Deforestation, as defined by the UN Food and Agriculture Organization (FAO) and other reputable environmental organizations, refers to the permanent conversion of forestland to non-forest uses. The most recent Global Forest Resources Assessment by the UN FAO reveals a substantial decrease in the rate of net forest loss between 1990 and 2020, attributed to reduced deforestation in some countries and an increase in forest area through afforestation and natural expansion. Surprisingly, the regions with the highest wood consumption, like the United States and Canada, experience the least amount of deforestation.
While deforestation remains an issue, particularly in developing nations due to forest conversion for agricultural purposes, North America has witnessed an increase in forestland. This growth is a result of sustainable forestry practices advocated by the paper and forest products industry. The US Forest Service (USFS) reports that the annual increase in U.S. tree volume is approximately twice the amount that is harvested. Additionally, Canada mandates reforestation for every hectare of commercially harvested public land, ensuring the stability of forested areas (Natural Resources Canada, NRCan).
Promoting paper recycling is a commendable environmental objective, with 68% of paper and paper-based packaging being recycled in the U.S., and an impressive 91% recovery rate for corrugated cardboard. Nonetheless, paper can only be recycled five to seven times before the wood fibers weaken, making reliance solely on recycled content impractical. Without fresh wood fiber, the supply of recycled fiber would quickly deplete, halting paper production.

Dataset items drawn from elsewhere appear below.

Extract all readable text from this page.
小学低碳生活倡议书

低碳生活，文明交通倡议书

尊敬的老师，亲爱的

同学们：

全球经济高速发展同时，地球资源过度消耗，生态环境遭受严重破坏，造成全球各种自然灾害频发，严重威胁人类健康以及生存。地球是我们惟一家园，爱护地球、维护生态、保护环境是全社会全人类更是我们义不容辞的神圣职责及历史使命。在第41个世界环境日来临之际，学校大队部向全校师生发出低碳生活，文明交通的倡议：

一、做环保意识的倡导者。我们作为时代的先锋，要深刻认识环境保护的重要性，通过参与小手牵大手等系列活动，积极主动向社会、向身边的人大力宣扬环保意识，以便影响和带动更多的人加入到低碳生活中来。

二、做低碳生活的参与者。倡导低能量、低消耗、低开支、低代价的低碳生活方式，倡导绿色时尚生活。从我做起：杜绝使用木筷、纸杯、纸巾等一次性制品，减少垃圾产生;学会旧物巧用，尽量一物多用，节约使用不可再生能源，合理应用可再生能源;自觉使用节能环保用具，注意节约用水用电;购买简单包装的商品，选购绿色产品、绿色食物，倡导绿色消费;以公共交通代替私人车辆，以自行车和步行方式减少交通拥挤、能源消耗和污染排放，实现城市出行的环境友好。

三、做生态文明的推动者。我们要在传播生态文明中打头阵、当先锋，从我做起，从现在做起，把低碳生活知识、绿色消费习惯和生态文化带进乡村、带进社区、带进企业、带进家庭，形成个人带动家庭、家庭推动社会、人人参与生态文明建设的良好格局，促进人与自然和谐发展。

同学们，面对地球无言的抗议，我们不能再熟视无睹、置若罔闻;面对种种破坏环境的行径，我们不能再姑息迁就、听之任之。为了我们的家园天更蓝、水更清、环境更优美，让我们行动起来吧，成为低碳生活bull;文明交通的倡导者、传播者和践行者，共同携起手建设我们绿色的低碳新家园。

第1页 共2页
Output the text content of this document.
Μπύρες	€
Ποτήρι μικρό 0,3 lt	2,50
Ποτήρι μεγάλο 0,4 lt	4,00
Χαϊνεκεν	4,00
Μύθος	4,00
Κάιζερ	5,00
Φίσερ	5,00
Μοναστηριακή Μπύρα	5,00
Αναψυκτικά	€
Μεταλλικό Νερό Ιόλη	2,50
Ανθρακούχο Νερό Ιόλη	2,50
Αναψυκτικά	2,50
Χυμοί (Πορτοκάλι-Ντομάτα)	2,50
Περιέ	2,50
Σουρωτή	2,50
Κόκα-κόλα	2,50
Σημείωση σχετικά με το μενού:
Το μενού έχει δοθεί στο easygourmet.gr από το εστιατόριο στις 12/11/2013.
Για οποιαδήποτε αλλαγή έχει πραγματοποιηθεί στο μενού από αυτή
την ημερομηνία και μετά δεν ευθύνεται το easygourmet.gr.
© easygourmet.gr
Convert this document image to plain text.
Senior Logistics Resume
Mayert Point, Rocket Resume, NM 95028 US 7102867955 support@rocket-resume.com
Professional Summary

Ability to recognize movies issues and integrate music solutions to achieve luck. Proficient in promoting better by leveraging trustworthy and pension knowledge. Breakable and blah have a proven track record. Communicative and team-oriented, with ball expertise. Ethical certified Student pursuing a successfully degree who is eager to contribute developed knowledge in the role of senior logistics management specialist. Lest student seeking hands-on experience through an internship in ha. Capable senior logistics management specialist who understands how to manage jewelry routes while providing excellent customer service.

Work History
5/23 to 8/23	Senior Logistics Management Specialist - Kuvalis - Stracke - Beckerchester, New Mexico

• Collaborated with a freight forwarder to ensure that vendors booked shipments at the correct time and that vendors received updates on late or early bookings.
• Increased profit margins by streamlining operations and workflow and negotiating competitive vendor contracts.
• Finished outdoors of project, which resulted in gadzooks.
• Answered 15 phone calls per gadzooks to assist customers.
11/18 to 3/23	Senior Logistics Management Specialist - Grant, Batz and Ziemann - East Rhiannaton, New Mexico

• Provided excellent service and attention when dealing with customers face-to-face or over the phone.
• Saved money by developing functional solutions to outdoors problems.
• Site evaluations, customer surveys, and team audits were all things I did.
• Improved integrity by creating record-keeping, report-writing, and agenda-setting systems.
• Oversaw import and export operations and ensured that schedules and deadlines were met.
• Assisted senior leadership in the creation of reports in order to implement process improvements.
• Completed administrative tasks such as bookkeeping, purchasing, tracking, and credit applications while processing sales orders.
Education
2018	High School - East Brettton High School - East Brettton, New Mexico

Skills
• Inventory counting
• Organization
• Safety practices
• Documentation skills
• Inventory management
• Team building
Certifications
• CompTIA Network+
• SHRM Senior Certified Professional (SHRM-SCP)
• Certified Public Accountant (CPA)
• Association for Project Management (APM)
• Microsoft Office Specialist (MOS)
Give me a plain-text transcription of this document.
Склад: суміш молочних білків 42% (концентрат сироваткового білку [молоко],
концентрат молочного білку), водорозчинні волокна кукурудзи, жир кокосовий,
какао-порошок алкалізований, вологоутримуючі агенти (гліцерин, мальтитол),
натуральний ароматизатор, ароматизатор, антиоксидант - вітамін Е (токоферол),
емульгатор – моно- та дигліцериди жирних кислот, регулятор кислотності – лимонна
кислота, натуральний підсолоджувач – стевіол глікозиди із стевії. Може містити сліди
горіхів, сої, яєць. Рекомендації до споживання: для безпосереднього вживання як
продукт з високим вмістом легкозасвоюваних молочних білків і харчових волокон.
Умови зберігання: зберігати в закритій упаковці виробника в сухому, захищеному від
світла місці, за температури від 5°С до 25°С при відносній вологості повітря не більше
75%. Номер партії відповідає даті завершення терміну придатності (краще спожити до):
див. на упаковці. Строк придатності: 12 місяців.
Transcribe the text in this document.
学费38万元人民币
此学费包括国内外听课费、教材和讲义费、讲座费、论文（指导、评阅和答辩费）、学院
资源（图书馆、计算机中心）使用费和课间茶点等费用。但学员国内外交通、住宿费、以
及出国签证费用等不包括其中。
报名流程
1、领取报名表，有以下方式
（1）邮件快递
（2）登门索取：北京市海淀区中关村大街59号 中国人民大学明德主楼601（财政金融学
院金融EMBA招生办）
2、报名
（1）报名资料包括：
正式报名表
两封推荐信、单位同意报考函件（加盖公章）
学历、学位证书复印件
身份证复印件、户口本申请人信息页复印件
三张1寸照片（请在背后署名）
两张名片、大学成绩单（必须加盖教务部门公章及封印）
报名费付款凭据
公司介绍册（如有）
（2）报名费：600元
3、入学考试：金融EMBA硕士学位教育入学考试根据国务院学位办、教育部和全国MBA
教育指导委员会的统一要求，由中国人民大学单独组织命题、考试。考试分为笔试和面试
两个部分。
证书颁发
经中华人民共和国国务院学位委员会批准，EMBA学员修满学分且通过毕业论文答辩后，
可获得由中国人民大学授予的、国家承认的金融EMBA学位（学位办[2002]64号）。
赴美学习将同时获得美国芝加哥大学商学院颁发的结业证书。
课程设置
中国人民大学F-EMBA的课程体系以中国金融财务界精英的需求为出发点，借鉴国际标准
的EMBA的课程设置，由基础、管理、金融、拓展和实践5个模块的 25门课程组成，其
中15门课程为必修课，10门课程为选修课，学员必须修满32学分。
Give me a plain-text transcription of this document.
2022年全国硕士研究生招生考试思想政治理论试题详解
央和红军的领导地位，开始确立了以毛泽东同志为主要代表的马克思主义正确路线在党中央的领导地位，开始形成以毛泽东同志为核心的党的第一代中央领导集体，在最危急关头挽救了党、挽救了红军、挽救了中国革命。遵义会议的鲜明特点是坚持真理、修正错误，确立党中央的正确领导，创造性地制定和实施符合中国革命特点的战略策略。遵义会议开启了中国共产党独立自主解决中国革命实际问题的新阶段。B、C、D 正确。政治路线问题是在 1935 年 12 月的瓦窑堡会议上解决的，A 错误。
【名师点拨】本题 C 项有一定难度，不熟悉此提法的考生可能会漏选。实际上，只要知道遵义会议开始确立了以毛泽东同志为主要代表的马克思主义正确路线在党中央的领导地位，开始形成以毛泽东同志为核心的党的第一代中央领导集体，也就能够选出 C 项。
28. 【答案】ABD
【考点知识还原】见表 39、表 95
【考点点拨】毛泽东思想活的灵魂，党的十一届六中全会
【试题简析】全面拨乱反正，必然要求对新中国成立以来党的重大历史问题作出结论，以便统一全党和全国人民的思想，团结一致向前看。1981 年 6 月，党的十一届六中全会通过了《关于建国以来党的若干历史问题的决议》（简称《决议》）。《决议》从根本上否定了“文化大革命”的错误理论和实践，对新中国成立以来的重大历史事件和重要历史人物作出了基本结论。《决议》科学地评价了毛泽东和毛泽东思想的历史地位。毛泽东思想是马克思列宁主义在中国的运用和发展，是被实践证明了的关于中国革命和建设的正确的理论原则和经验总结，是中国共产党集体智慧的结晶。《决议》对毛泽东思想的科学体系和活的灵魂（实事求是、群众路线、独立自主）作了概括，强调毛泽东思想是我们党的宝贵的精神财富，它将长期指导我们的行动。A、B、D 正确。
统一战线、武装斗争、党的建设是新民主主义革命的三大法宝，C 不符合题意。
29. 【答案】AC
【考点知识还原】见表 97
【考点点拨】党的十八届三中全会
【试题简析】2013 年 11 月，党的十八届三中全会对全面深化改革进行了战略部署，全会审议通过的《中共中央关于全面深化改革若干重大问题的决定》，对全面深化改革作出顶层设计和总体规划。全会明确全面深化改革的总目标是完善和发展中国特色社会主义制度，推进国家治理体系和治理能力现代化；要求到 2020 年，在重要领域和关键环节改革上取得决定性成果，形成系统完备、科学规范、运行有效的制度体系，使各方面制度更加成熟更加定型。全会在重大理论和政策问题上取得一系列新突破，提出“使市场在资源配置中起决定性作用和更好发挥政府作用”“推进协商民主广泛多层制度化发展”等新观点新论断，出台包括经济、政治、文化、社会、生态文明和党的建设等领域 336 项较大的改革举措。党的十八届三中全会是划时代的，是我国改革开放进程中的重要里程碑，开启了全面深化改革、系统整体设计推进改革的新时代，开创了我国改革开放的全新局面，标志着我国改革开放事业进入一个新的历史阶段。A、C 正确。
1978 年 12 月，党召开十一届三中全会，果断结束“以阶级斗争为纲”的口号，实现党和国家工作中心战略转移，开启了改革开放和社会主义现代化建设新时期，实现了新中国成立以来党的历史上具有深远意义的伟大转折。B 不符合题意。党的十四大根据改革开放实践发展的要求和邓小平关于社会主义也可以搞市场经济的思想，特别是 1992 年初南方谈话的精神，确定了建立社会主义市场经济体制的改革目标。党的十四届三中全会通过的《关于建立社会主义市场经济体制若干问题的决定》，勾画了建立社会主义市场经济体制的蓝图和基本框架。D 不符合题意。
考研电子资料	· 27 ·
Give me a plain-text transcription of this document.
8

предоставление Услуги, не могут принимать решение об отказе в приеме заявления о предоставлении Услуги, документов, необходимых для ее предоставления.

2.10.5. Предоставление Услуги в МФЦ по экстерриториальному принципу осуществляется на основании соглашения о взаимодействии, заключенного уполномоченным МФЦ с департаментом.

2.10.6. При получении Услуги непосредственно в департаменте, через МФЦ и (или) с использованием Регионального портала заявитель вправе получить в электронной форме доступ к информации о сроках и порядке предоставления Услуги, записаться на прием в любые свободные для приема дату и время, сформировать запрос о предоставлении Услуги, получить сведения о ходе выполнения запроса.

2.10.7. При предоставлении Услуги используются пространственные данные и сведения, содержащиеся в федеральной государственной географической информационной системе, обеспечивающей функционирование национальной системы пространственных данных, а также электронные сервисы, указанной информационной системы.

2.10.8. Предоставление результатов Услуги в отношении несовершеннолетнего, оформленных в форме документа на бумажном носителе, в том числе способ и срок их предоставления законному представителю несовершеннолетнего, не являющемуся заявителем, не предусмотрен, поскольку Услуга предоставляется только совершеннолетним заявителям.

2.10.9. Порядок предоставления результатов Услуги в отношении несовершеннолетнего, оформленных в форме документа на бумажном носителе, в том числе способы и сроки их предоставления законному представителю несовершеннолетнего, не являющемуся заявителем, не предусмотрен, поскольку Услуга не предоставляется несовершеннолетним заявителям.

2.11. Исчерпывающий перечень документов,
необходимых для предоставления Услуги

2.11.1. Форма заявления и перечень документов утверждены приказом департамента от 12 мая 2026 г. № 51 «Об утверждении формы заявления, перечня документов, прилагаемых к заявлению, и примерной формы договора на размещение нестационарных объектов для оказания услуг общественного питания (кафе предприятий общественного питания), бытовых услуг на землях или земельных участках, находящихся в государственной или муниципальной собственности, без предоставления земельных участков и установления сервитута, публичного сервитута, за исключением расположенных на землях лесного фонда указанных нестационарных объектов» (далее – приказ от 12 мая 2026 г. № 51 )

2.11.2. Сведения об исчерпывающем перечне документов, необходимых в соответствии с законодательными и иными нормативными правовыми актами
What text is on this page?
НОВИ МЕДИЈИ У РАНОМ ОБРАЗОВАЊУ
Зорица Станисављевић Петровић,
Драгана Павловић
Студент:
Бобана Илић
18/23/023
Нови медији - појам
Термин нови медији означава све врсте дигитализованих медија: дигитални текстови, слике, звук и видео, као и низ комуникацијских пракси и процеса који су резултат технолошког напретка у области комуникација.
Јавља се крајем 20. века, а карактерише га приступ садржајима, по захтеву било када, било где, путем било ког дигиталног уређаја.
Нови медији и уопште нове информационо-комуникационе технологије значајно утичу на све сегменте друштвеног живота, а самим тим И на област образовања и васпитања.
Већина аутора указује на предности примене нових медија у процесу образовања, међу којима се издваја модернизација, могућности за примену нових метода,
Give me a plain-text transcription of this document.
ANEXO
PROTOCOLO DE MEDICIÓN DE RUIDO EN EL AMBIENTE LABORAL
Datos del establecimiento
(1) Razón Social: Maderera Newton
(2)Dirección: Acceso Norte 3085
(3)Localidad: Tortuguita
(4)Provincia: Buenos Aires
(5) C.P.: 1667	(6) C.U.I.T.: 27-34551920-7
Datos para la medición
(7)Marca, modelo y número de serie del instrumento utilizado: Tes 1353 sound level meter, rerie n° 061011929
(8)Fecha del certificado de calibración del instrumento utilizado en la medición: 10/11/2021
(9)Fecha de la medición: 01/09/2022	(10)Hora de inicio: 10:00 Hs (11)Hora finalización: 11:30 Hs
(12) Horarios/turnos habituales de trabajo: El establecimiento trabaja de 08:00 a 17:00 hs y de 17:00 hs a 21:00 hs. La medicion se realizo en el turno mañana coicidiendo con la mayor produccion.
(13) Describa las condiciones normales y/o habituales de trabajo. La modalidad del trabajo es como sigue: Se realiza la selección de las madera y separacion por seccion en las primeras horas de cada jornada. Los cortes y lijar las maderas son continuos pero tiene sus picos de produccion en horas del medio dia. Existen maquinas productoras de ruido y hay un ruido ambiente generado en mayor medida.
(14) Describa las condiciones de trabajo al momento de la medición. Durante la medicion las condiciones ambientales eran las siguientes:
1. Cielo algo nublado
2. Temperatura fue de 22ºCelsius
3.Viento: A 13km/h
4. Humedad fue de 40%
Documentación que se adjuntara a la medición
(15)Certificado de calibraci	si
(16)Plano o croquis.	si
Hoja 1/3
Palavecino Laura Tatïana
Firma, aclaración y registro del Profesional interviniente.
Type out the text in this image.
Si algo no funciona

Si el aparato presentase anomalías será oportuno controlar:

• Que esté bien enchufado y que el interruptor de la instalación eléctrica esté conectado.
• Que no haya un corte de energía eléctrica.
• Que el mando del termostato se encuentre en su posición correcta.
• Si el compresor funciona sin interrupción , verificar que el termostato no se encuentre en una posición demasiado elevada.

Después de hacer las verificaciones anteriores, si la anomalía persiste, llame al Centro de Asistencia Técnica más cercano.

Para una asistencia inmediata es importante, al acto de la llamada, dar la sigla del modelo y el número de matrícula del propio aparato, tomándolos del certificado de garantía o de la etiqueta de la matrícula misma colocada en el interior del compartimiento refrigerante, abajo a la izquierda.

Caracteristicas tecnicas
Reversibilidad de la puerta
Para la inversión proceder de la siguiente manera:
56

While utilizing non-wood fibers can be an environmentally viable option, it is essential to acknowledge the complexities of papermaking and the diverse factors influencing the selection of fiber sources. In North America, the demand for responsibly sourced paper products serves as an economic incentive for sustainable forest management, preventing land conversion for non-forest purposes. However, in regions like China and India, where wood resources are scarce, non-wood fibers, including purpose-grown fibers and agricultural residues, have proven effective in papermaking. Ultimately, the choice of fiber sources should be determined by both environmental considerations and economic feasibility.